Sunday, 12 February 2012

We don't need no ICT education

I was amused a few weeks ago by the announcement that Michael Gove was advocating an "open source" curriculum for ICT in schools. This is the same Education Minister who wants a more prescriptive approach to history: our island story, with lots of kings and queens and biffing the French.

It's a fair bet that Gove doesn't actually know what open source is. He's just reading a script put together by a policy wonk with an Oxford PPE and some Beats headphones. The new policy is clearly intended to give business greater access to delivery of the curriculum, while apparently giving schools greater autonomy - i.e. they get to "choose" resources from multiple providers.

For the vast majority of the users of open source software, all the term means is that it's free. The percentage of the user community who participate in code development is tiny. Gove's vision of a "wiki, collaborative approach" to developing materials for the curriculum will ironically bump up against this reality. Most schools will simply adopt an off-the-shelf curriculum to ensure conformity and thus acceptable exam results.

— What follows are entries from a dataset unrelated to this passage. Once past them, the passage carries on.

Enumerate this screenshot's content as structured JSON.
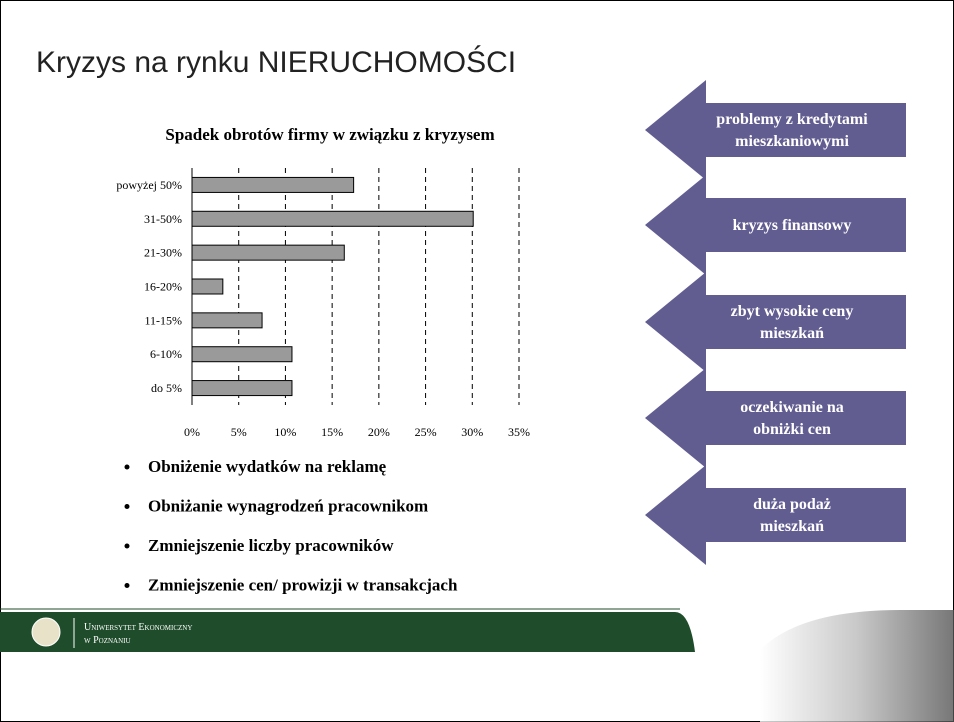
{
  "slide_title": "Kryzys na rynku NIERUCHOMOŚCI",
  "chart_data": {
    "type": "hbar",
    "title": "Spadek obrotów firmy w związku z kryzysem",
    "categories": [
      "powyżej 50%",
      "31-50%",
      "21-30%",
      "16-20%",
      "11-15%",
      "6-10%",
      "do 5%"
    ],
    "values": [
      17.3,
      30.1,
      16.3,
      3.3,
      7.5,
      10.7,
      10.7
    ],
    "color": "#9a9a9a",
    "xlim": [
      0,
      35
    ],
    "xticks": [
      {
        "value": 0,
        "label": "0%"
      },
      {
        "value": 5,
        "label": "5%"
      },
      {
        "value": 10,
        "label": "10%"
      },
      {
        "value": 15,
        "label": "15%"
      },
      {
        "value": 20,
        "label": "20%"
      },
      {
        "value": 25,
        "label": "25%"
      },
      {
        "value": 30,
        "label": "30%"
      },
      {
        "value": 35,
        "label": "35%"
      }
    ],
    "grid": true
  },
  "bullets": [
    "Obniżenie wydatków na reklamę",
    "Obniżanie wynagrodzeń pracownikom",
    "Zmniejszenie liczby pracowników",
    "Zmniejszenie cen/ prowizji w transakcjach"
  ],
  "arrows": [
    [
      "problemy z kredytami",
      "mieszkaniowymi"
    ],
    [
      "kryzys finansowy"
    ],
    [
      "zbyt wysokie ceny",
      "mieszkań"
    ],
    [
      "oczekiwanie na",
      "obniżki cen"
    ],
    [
      "duża podaż",
      "mieszkań"
    ]
  ],
  "footer": {
    "line1": "Uniwersytet Ekonomiczny",
    "line2": "w Poznaniu"
  }
}
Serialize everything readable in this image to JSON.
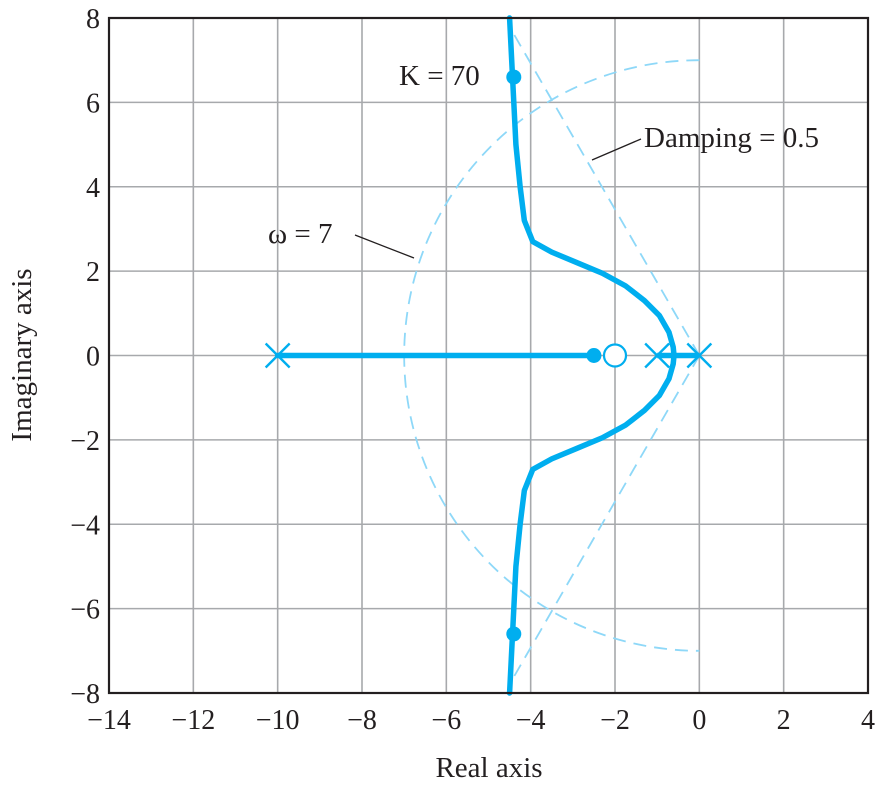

Gove appears to have confused open source with "any willing provider". In other words, this is about privatising course design and delivery. His speech was delivered at BETT, the leading UK education technology trade show. It's safe to assume that no one there was equating open source with free.

Part of the criticism of the current ICT curriculum is that it focuses too much on learning how to use Microsoft Office, rather than understanding technology. But this complaint forgets that the current curriculum came about because of the perceived urgent need to train the future clerical class for the business world of the 90s.

The current approach appears to be based on an already outdated vision in which the UK is a centre of excellence for programming. As any fule kno, programming is subject to the same historical forces as anything else. It has becoming increasingly commoditised, standardised and globalised. This is partly why there are now lots of "willing providers" who can rustle up a module on global variables or singletons. It's also why kids with a serious interest are already programming outside of school.

ICT has always been problematic in the UK because it straddles the normally clear boundary between the vocational and the academic. Gove's coincidental plan to scrap the GSCE equivalency of most vocational courses (and thus discount them from league tables) is clearly intended to redraw that boundary, this time with a ditch and rampart. This is as regressive as his Whig view of history.

I suspect that ICT may bifurcate as a result of this, between a vocational GCSE (get a sysadm job) and an academic one (go on to study computer science). Along the way, a lot of government money will be spent on educational systems and content, despite the fact that everything they provide will be freely available to those who look for it on the Web.